Smart sensor detects leaks

A researcher from Fraunhofer IPA, together with SICK AG, is developing a leakage additional service for this flow sensor. © SICK AG

The key feature of the leakage add-on service is the so-called clustering: leaks are reflected in characteristic curve patterns. An intelligent algorithm detects them and triggers an alarm. © Fraunhofer IPA/Photo: Rainer Bez

So far, the intelligent flow sensor is still a prototype. It is being tested and further developed on a compressed air demonstration system. © Fraunhofer IPA/Photo: Rainer Bez

The tedious search for leaks in compressed air systems could soon become much easier: Fraunhofer IPA is developing, together with SICK AG, an additional leak detection service for an intelligent flow sensor. Self-learning algorithms analyze the measurement data and thus identify leak points.

The ISO 50001 standard obliges companies to save energy. They must set themselves a target for how much energy they want to save in the coming years—and then achieve it. Significant savings potentials exist, for example, with compressed air, one of the most widespread and expensive forms of energy in German industry. Around 60,000 compressed air systems are in operation in this country. Together, they consume 16.6 terawatt-hours annually, which accounts for seven percent of the total electricity consumption of domestic industry.

Up to 30 percent of the energy used escapes unused through tiny leaks. Detecting these holes, kinks, or leaking connection pieces has so far been associated with great effort. "The products and methods available on the market for detecting leaks are not cost-effective for many users," says Christian Dierolf from the Department of Industrial Energy Systems at the Fraunhofer Institute for Production Technology and Automation IPA. "To use them, you either have to repeatedly detect leaks with an ultrasound device or retrofit new valves for individual monitoring of the pneumatic actuators." Therefore, many companies are forced to live with the waste.

Flow sensor learns itself

However, in the future, there will be no reason to let compressed air unnecessarily escape and to forego energy-saving potentials. Because researcher Dierolf is developing, in close collaboration with SICK AG, an additional leak detection service for their intelligent flow sensor. It continuously records pressure, temperature, and flow rate, generating seamless curve profiles. A self-learning algorithm is supposed to evaluate these curves. "The key is the so-called clustering: leaks manifest themselves in characteristic curve profiles. The algorithm recognizes these and issues an alarm," explains Dierolf.

The implementation is intended to be as simple as possible: The sensor, which Fraunhofer IPA and SICK are jointly developing from concept to series maturity, does not need to be connected to the machine control of the compressed air system or to an industrial PC. Instead, the flow sensor itself has a small display and additional interfaces such as MQTT and OPC-UA, which allow automated notification of the user. Additionally, the user can access the sensor via a web interface. Furthermore, the algorithm will learn independently. In this so-called unsupervised machine learning, a human only needs to verify at the end whether the algorithm has drawn the correct conclusions from the available information.

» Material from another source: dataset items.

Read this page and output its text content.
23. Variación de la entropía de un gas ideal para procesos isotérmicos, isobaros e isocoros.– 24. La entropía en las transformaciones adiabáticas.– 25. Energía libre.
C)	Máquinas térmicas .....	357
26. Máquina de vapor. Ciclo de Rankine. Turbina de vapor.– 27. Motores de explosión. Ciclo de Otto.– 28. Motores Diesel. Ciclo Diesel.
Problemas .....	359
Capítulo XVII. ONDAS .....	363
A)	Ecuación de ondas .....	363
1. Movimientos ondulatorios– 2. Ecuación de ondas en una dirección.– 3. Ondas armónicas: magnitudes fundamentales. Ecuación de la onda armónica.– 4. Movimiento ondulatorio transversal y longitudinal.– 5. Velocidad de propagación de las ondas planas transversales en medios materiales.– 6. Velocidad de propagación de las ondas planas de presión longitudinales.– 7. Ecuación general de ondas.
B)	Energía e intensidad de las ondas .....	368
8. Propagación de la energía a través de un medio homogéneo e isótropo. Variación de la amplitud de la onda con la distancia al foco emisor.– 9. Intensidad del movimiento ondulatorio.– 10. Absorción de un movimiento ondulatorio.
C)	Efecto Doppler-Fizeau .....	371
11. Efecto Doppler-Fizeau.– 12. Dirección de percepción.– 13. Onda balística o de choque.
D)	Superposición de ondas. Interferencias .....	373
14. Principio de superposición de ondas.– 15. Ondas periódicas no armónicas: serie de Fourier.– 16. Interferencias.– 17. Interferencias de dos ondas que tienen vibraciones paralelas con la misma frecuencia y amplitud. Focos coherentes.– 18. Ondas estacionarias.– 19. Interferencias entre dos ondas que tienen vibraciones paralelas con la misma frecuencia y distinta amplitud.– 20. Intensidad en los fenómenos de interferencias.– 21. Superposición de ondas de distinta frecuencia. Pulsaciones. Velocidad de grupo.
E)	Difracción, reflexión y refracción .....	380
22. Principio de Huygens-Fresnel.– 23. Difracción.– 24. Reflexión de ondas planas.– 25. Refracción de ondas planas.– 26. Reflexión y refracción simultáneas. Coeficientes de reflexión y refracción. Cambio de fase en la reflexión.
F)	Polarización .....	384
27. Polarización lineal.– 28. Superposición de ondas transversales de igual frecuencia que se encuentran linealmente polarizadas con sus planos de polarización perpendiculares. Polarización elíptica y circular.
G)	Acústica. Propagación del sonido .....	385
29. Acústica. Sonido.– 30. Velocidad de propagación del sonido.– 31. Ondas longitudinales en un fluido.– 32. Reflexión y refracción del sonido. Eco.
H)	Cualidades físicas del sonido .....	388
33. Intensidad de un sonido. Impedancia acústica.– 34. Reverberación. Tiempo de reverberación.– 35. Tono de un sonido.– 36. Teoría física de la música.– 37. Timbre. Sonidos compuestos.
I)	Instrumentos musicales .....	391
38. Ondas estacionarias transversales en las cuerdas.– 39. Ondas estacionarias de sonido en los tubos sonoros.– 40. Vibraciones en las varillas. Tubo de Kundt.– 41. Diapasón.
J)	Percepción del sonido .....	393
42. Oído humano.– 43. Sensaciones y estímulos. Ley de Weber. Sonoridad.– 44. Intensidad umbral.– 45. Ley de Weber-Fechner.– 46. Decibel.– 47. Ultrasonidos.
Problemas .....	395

Clustering to become standard

"For us, the results from the joint development project are sufficient reason to make clustering available as an intelligent service in future generations of flow sensors as a standard feature for our customers," says Thomas Weber, Head of Development of the "Industrial Instrumentation" division at SICK.

However, it will still take some time before that happens. So far, the leak detection service for the intelligent flow sensor is still a prototype. Recently, a compressed air demonstration system was built at the company headquarters in Waldkirch and delivered to Fraunhofer IPA in Stuttgart. It contains the sensor prototype, which is now being tested and further developed.